Os valores globais a pagar por doente dizem respeito a todos os cuidados prestados, desde a fase de referenciação até ao momento da alta. Assim, por um doente que seja internado e que não precise de ventilação ou que faça ventilação até 96 horas, o valor a pagar é de 1962 euros. Caso se trate de um doente que tenha estado internado e feito mais de 96 horas de ventilação, o valor a pagar será de 12.861 euros.
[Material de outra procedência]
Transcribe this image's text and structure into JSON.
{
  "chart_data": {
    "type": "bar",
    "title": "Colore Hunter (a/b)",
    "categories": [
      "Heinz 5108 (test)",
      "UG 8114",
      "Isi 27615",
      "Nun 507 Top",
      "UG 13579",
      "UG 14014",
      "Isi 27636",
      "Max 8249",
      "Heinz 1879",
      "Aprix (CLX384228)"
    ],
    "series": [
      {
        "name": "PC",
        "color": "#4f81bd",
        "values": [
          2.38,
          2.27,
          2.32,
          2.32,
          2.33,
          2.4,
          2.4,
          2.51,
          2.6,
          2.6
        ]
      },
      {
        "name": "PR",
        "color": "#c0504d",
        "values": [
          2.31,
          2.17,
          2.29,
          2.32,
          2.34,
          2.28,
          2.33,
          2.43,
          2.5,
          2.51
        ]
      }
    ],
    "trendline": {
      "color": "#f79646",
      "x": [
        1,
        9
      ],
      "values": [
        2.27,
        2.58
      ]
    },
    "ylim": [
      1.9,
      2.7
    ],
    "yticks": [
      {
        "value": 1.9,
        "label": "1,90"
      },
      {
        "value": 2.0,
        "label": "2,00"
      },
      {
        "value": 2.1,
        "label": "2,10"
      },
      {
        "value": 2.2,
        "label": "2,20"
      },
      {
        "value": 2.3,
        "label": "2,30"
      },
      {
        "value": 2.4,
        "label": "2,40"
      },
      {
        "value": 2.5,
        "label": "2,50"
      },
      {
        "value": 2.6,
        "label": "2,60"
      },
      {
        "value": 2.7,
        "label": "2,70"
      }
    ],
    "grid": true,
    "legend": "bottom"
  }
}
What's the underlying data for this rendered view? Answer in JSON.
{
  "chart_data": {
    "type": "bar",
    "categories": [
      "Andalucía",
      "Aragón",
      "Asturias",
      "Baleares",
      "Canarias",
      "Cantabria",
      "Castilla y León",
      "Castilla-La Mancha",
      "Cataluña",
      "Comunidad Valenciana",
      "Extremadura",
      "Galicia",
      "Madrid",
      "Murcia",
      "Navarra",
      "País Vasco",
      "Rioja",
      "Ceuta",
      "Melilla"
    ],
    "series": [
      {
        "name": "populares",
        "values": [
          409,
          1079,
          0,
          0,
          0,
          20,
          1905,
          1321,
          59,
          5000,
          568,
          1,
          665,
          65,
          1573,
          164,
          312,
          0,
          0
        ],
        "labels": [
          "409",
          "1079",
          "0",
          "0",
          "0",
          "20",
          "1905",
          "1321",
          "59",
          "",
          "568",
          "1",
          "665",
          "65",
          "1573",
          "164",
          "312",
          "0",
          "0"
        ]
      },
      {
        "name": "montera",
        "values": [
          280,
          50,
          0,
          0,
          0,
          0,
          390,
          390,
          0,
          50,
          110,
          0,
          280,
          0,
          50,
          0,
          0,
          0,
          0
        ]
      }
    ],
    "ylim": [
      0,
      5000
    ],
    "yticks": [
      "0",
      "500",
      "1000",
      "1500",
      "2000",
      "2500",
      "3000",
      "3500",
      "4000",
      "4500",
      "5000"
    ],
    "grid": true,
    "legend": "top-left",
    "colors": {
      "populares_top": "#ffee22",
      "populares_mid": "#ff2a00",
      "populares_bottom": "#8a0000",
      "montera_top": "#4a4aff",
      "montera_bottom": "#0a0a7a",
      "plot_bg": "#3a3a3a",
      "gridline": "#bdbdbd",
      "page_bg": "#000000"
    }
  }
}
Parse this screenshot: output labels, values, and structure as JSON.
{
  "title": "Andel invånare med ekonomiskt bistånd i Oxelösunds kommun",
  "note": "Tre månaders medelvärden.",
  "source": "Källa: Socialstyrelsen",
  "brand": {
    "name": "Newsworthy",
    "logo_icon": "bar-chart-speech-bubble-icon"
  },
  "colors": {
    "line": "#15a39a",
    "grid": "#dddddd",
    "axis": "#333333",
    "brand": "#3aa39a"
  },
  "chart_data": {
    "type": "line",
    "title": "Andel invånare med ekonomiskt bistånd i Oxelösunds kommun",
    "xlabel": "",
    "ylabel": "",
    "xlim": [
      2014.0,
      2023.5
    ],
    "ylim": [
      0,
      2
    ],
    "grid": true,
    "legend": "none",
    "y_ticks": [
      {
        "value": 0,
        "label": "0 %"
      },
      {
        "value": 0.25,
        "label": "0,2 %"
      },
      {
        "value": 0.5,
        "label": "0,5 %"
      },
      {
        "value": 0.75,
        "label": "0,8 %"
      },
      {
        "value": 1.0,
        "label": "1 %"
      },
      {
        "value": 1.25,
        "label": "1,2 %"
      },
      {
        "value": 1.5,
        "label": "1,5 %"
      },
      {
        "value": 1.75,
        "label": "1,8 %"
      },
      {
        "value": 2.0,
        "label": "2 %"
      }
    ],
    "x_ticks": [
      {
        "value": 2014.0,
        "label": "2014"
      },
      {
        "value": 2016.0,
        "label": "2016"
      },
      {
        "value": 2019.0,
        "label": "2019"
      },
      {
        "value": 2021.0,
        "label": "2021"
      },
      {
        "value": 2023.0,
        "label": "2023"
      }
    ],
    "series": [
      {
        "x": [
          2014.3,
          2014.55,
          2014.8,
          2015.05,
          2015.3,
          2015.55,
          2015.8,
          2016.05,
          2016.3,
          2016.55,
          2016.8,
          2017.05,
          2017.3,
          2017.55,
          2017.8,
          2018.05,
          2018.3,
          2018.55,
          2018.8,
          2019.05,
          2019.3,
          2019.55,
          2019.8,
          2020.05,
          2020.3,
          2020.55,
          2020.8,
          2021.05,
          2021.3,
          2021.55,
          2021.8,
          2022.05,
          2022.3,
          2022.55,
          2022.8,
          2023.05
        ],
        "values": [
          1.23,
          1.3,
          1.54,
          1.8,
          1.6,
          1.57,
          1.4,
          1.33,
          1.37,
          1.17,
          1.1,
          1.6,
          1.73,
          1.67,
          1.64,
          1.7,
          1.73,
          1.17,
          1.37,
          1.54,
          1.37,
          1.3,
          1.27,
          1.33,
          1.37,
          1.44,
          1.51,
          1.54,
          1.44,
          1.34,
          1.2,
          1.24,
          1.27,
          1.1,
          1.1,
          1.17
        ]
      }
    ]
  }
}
No caso dos doentes com outras patologias que não a covid-19, aplicam-se os preços de acordo com a doença e tendo por base as tabelas que os hospitais públicos usam no pagamento aos hospitais privados com um desconto mínimo de 10%.
Em declarações ao PÚBLICO, Luís Drummond Borges, administrador da Lusíadas Saúde, diz que o acordo agora em cima da mesa é diferente do que foi apresentado pela ACSS numa reunião a 20 de Março, antes da entrada em vigor da fase de mitigação a 26 de Março que alargou a resposta à pandemia a todo o sistema de saúde, numa altura em que se admitia um aumento exponencial do número de casos. “A proposta inicial de acordo tinha uma alínea que dizia que tinham acesso aos privados os doentes que fossem avaliados pelas áreas dedicadas covid-19 criadas nas urgências dos privados”, o que agora não é referido neste acordo.
Foi com base naquela proposta que o Grupo Lusíadas “se adaptou, atendeu nas urgências mais de 460 pessoas e internou mais de 18 doentes de covid-19”. “Agora temos novas orientações. O Estado entende que o envolvimento dos privados deverá ser com os doentes que são transferidos.” Garantindo que o grupo “mantém a disponibilidade para trabalhar em prol dos cidadãos”, Luís Drummond Borges explica que vão avaliar as novas condições – diz também ter havido alterações nos valores a pagar por doentes sem covid-19 - e encaminhar para os hospitais públicos os doentes de covid-19 que precisem de ser internados.
“Os doentes que tiverem necessidade de serem internados serão encaminhados para o serviço público. Tratando-se de uma pandemia, o sector segurador não comparticipa o internamento. E o SNS é a principal frente de resposta à pandemia”, refere o administrador, adiantando que vão enviar uma carta à ACSS a pedir indicações dos hospitais de referência para onde poderão ser transferidos os doentes covid-19 que ainda têm internados. Sobre os custos que agora ficam a descoberto, diz que “os utentes não serão prejudicados face à alteração de uma proposta de acordo inicial do Ministério da Saúde”.
O PÚBLICO pediu também reacções ao Grupo Luz Saúde, que remeteu para a Associação Portuguesa de Hospitalização Privada (APHP), que não respondeu, tal como o Grupo Mello Saúde.